11. A pharmaceutical composition according to claim 10, wherein this phospholipid concentration is between 1 g and 100 g per litre of composition.

12. A pharmaceutical composition according to claim 1, wherein the molar ratio between phospholipid and biliar salt is between 2 and 10.

13. A pharmaceutical composition according to claim 12, wherein said molar ratio between phospholipid and biliar salt is between 3 and 5.

14. A composition according to claim 1 wherein it includes at least one additive, one coadjuvant and/or their mixtures.

15. Process for obtaining a pharmaceutical composition in accordance with claim 1 wherein it includes the following stages:

a) Prepare an aqueous solution of at least one biliar salt and metallothioneine.

c) Jointly homogenise both solutions.

16. Process according to claim 15, wherein it includes at least one filtration stage after each of the process stages and/or at the end of the process.

17. Process according to claim 16, wherein said filtration stage is one of sterile filtration.

18. Process according to claim 15, wherein after each of the stages and/or at the end of the process, it includes a dilution stage.

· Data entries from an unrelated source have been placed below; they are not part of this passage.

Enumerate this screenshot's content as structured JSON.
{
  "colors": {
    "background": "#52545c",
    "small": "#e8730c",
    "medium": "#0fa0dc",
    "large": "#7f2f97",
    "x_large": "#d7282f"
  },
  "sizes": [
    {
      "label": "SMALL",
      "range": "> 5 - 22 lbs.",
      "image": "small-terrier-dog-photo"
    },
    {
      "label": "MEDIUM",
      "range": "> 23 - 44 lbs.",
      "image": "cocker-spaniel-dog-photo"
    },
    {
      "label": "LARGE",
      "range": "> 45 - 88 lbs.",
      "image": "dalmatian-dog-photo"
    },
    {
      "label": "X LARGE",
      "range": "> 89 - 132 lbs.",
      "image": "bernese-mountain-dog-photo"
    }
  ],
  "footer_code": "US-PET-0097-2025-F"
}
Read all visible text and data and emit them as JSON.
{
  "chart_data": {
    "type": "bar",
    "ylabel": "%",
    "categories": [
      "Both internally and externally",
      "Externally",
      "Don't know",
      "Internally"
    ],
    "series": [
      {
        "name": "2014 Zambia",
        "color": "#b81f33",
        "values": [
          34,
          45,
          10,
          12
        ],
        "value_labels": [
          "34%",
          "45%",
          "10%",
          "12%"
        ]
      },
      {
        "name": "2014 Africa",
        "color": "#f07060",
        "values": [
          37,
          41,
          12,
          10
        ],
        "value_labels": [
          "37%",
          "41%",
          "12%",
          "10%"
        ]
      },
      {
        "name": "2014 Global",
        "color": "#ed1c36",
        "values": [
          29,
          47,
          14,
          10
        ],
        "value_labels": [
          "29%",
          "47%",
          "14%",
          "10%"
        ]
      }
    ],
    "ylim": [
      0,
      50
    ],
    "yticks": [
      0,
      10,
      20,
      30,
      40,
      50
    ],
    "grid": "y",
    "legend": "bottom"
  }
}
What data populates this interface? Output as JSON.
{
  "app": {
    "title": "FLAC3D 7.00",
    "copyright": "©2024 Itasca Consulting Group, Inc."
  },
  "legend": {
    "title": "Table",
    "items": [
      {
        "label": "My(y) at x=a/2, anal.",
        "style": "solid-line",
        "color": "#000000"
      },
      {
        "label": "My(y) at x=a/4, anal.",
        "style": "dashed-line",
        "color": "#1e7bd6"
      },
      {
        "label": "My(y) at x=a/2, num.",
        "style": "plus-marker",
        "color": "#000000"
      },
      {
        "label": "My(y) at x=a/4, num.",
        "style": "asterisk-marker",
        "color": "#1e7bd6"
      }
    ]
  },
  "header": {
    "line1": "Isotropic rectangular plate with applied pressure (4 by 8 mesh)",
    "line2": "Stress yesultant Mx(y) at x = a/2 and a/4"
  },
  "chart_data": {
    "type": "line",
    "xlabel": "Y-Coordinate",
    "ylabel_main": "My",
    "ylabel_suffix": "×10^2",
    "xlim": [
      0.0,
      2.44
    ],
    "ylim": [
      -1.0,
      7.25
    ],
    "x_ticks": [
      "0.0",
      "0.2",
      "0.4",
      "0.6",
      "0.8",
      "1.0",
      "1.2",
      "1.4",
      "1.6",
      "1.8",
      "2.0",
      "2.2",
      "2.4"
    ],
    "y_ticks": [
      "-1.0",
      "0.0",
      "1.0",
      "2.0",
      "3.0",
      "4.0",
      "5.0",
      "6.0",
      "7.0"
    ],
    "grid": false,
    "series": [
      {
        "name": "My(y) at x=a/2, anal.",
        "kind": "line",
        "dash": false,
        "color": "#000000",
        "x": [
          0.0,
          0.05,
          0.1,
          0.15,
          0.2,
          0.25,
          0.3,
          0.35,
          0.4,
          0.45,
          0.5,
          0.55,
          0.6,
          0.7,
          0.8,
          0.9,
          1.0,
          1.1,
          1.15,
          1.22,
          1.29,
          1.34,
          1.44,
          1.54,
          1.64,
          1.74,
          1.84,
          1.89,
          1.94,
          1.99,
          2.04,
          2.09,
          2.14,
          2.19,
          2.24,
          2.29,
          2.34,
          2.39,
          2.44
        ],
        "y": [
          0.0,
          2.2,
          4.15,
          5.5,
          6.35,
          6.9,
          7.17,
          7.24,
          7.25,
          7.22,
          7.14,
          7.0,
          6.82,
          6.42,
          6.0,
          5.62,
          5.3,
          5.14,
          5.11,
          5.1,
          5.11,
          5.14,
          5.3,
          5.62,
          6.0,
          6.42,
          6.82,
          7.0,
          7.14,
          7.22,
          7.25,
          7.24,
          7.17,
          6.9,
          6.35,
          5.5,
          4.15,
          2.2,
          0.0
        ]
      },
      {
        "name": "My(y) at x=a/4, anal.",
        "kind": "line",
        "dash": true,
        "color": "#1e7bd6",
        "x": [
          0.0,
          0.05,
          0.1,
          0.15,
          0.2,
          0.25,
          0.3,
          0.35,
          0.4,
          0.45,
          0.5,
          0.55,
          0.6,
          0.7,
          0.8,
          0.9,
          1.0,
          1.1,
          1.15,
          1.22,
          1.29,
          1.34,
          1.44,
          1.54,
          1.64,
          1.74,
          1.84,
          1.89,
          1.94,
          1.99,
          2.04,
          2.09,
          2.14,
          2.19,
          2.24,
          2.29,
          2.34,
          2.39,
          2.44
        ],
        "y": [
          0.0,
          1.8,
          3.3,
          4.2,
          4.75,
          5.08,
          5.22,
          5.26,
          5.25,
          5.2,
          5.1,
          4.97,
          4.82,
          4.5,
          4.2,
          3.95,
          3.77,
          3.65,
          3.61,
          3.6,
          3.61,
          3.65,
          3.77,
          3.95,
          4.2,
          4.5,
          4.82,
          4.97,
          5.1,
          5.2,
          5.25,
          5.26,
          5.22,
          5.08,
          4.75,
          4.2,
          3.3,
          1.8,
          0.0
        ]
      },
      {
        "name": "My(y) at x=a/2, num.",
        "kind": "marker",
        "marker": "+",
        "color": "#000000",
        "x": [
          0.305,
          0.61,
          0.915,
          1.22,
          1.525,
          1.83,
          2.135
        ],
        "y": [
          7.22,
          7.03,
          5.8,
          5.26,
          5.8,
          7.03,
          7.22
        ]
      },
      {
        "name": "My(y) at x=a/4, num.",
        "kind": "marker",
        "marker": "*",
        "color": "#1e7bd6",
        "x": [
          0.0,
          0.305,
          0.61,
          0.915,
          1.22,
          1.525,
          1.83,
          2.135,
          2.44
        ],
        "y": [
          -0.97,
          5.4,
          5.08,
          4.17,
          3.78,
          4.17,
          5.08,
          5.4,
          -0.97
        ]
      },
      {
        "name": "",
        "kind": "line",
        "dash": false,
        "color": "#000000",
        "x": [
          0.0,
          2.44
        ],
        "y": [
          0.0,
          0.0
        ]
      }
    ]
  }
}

19. Process according to claim 18, wherein said dilution stage is carried out with the addition of at least one additive, a coadjuvant, a pharmaceutically acceptable excipient and/or mixtures thereof.

20. Process according to claim 19, wherein said dilution stage is carried out with the addition of water.

21. A pharmaceutical composition comprising a dispersion of nanocorpuscles in an aqueous solution as a dispersant, according to claim 1, for use as a medicament.

22. Use of a pharmaceutical composition according to claim 1 for the manufacture of a medicament for the treatment of neurodegenerative and neurological disorders such as Alzheimer's disease, Parkinson's disease, multiple sclerosis, amyotrophic lateral sclerosis, viral and bacterial meningitis, spongiform encephalopathy and AIDS encephalopathy.

23. Use of a pharmaceutical composition according to claim 1 for the manufacture of a medicament for the treatment of neurological pathologies in which there is an associated inflammatory response and the production of free radicals (oxidative stress), as well as damage caused following traumatic accident.

24. Use of a pharmaceutical composition according to claim 1 for the manufacture of a medicament for the treatment of neurological illnesses in which there is an accumulation of metals like copper, or in cases of metal poisoning.

25. Use of a pharmaceutical composition according to claim 1 for the manufacture of a medicament for the treatment of non-neurological illnesses in which metal sequestration, the reduction of oxidative stress and apoptosis or an increase in cell survival are a principal or accessory part of therapy.